Our advice in this regard is to collaborate, communicate, and talk to others who know more and also less (this helps keep the fire burning knowing that you are sharing the knowledge).
In terms of concerns, as a small business finds its feet, it must be the enigma that the Cornish real estate market represents. It appears that some time ago there was a trend to ‘make hay while the sun rises’ – a boom in post-Covid city fugitives. We ask ourselves, will we see this end? And if there is a slowdown, are we prepared?
Who are we really helping and what impact do we have on our communities?
This also raises an almost ethical question about who we really help and what impact this has on our societies.
Fortunately, we feel that having a mixed project rating allows us to satiate our appetite to do more for locals in regular homes while also getting our design fix on a selection of larger projects. A little bit of fear keeps the wolf out of the door and we’ll keep doing what we’re doing as long as it looks like it’s working.
What scheme has been completed in the past five years that has inspired you the most?
We are drawn to charts that feel they have a real place in their surroundings. The ones that capture the landscape and bring some drama in doing so. It’s not about being flashy but about being “enough”.
There are two practices that stand out in our minds that coincidentally seem to be in the same rugged landscapes to us – Mary Arnold-Forster Architects, Baillie Baillie, and Rural Office.
To pick two: Farnham, by Rural Office Architecture. Modern twists and contextual understanding make this a standout project. As well as the tremendous craftsmanship in the interior finishes.
Wend, by Marie Arnold Forster Architects. This project lets landscaping do the talking. A well-detailed utilitarian dwelling sits gently on the site and has obviously been thought highly of before the pen hits the paper.
How do you market yourself?
A little marketing has been done. We have created a ready made and ready website, which went live on the first day we opened. It is in fact still rough and ready but it is slowly expanding and developing. This has generated some interest because it is not the typical website for architects. It has blurb projects and propaganda, but it’s somewhat more pared-down.
We’re also on Instagram (@studio_gather), although this isn’t really a resource for potential projects but a nice place to nail all the behind-the-scenes work into practice. It’s a very fun hybrid wallet to add to.
A good source for inquiries comes from our relationships with contractors. This helped us with a success rate with bids, as they were actually given a tour of the work we produce, and often spoke with current or former clients before we even picked up the phone. Knowing how we work firsthand without necessarily having to brag about it says a lot.
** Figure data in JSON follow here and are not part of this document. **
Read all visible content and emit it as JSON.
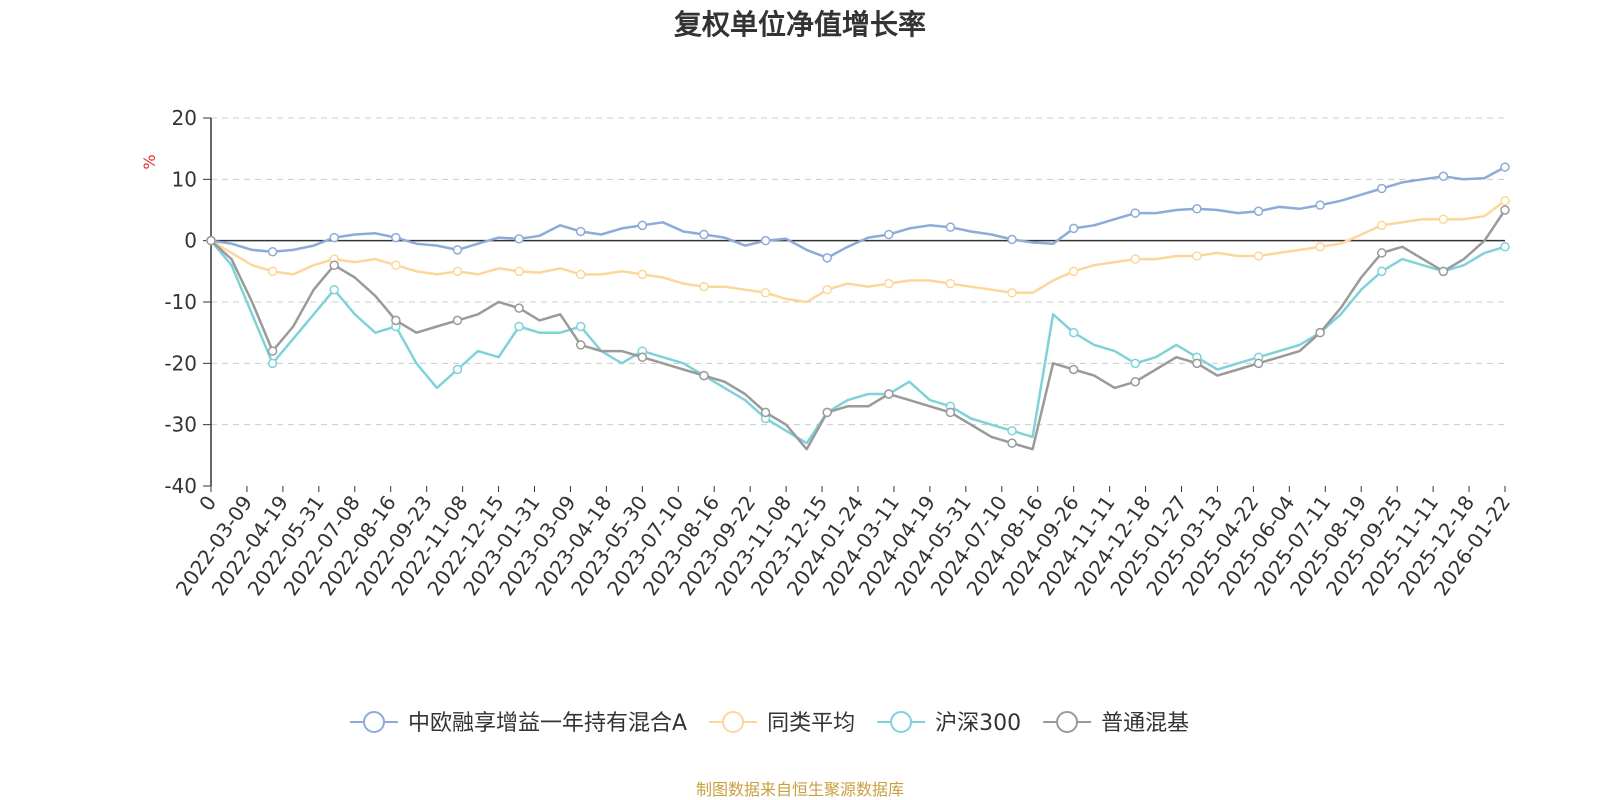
{
  "chart_data": {
    "type": "line",
    "title": "复权单位净值增长率",
    "ylabel": "%",
    "ylim": [
      -40,
      20
    ],
    "yticks": [
      20,
      10,
      0,
      -10,
      -20,
      -30,
      -40
    ],
    "x_tick_labels": [
      "0",
      "2022-03-09",
      "2022-04-19",
      "2022-05-31",
      "2022-07-08",
      "2022-08-16",
      "2022-09-23",
      "2022-11-08",
      "2022-12-15",
      "2023-01-31",
      "2023-03-09",
      "2023-04-18",
      "2023-05-30",
      "2023-07-10",
      "2023-08-16",
      "2023-09-22",
      "2023-11-08",
      "2023-12-15",
      "2024-01-24",
      "2024-03-11",
      "2024-04-19",
      "2024-05-31",
      "2024-07-10",
      "2024-08-16",
      "2024-09-26",
      "2024-11-11",
      "2024-12-18",
      "2025-01-27",
      "2025-03-13",
      "2025-04-22",
      "2025-06-04",
      "2025-07-11",
      "2025-08-19",
      "2025-09-25",
      "2025-11-11",
      "2025-12-18",
      "2026-01-22"
    ],
    "legend_position": "bottom",
    "grid": "horizontal-dashed",
    "series": [
      {
        "name": "中欧融享增益一年持有混合A",
        "color": "#8eaad9",
        "values": [
          0,
          -0.5,
          -1.5,
          -1.8,
          -1.5,
          -0.8,
          0.5,
          1,
          1.2,
          0.5,
          -0.5,
          -0.8,
          -1.5,
          -0.5,
          0.5,
          0.3,
          0.8,
          2.5,
          1.5,
          1,
          2,
          2.5,
          3,
          1.5,
          1,
          0.5,
          -0.8,
          0,
          0.3,
          -1.5,
          -2.8,
          -1,
          0.5,
          1,
          2,
          2.5,
          2.2,
          1.5,
          1,
          0.2,
          -0.3,
          -0.5,
          2,
          2.5,
          3.5,
          4.5,
          4.5,
          5,
          5.2,
          5,
          4.5,
          4.8,
          5.5,
          5.2,
          5.8,
          6.5,
          7.5,
          8.5,
          9.5,
          10,
          10.5,
          10,
          10.2,
          12
        ]
      },
      {
        "name": "同类平均",
        "color": "#fdd79a",
        "values": [
          0,
          -2,
          -4,
          -5,
          -5.5,
          -4,
          -3,
          -3.5,
          -3,
          -4,
          -5,
          -5.5,
          -5,
          -5.5,
          -4.5,
          -5,
          -5.2,
          -4.5,
          -5.5,
          -5.5,
          -5,
          -5.5,
          -6,
          -7,
          -7.5,
          -7.5,
          -8,
          -8.5,
          -9.5,
          -10,
          -8,
          -7,
          -7.5,
          -7,
          -6.5,
          -6.5,
          -7,
          -7.5,
          -8,
          -8.5,
          -8.5,
          -6.5,
          -5,
          -4,
          -3.5,
          -3,
          -3,
          -2.5,
          -2.5,
          -2,
          -2.5,
          -2.5,
          -2,
          -1.5,
          -1,
          -0.5,
          1,
          2.5,
          3,
          3.5,
          3.5,
          3.5,
          4,
          6.5
        ]
      },
      {
        "name": "沪深300",
        "color": "#7fd3d8",
        "values": [
          0,
          -4,
          -12,
          -20,
          -16,
          -12,
          -8,
          -12,
          -15,
          -14,
          -20,
          -24,
          -21,
          -18,
          -19,
          -14,
          -15,
          -15,
          -14,
          -18,
          -20,
          -18,
          -19,
          -20,
          -22,
          -24,
          -26,
          -29,
          -31,
          -33,
          -28,
          -26,
          -25,
          -25,
          -23,
          -26,
          -27,
          -29,
          -30,
          -31,
          -32,
          -12,
          -15,
          -17,
          -18,
          -20,
          -19,
          -17,
          -19,
          -21,
          -20,
          -19,
          -18,
          -17,
          -15,
          -12,
          -8,
          -5,
          -3,
          -4,
          -5,
          -4,
          -2,
          -1
        ]
      },
      {
        "name": "普通混基",
        "color": "#9a9a9a",
        "values": [
          0,
          -3,
          -10,
          -18,
          -14,
          -8,
          -4,
          -6,
          -9,
          -13,
          -15,
          -14,
          -13,
          -12,
          -10,
          -11,
          -13,
          -12,
          -17,
          -18,
          -18,
          -19,
          -20,
          -21,
          -22,
          -23,
          -25,
          -28,
          -30,
          -34,
          -28,
          -27,
          -27,
          -25,
          -26,
          -27,
          -28,
          -30,
          -32,
          -33,
          -34,
          -20,
          -21,
          -22,
          -24,
          -23,
          -21,
          -19,
          -20,
          -22,
          -21,
          -20,
          -19,
          -18,
          -15,
          -11,
          -6,
          -2,
          -1,
          -3,
          -5,
          -3,
          0,
          5
        ]
      }
    ]
  },
  "source_note": "制图数据来自恒生聚源数据库",
  "colors": {
    "axis": "#333333",
    "grid": "#cccccc",
    "unit": "#e03030",
    "source": "#c8a040"
  }
}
It has been really helpful for us to be aware of what works and what does not work on site and to provide contractors with skills on how certain types of construction work together.
Finally, our customers are the ones we couldn’t actually thank enough for helping us get to where we really are. Not only did they give us the opportunity – or they believed we would complete projects above our perceived level of expertise – but they told all of their contacts to get in touch as well.
This gives us great confidence that we are doing the right thing and leads to a really nice flow of projects.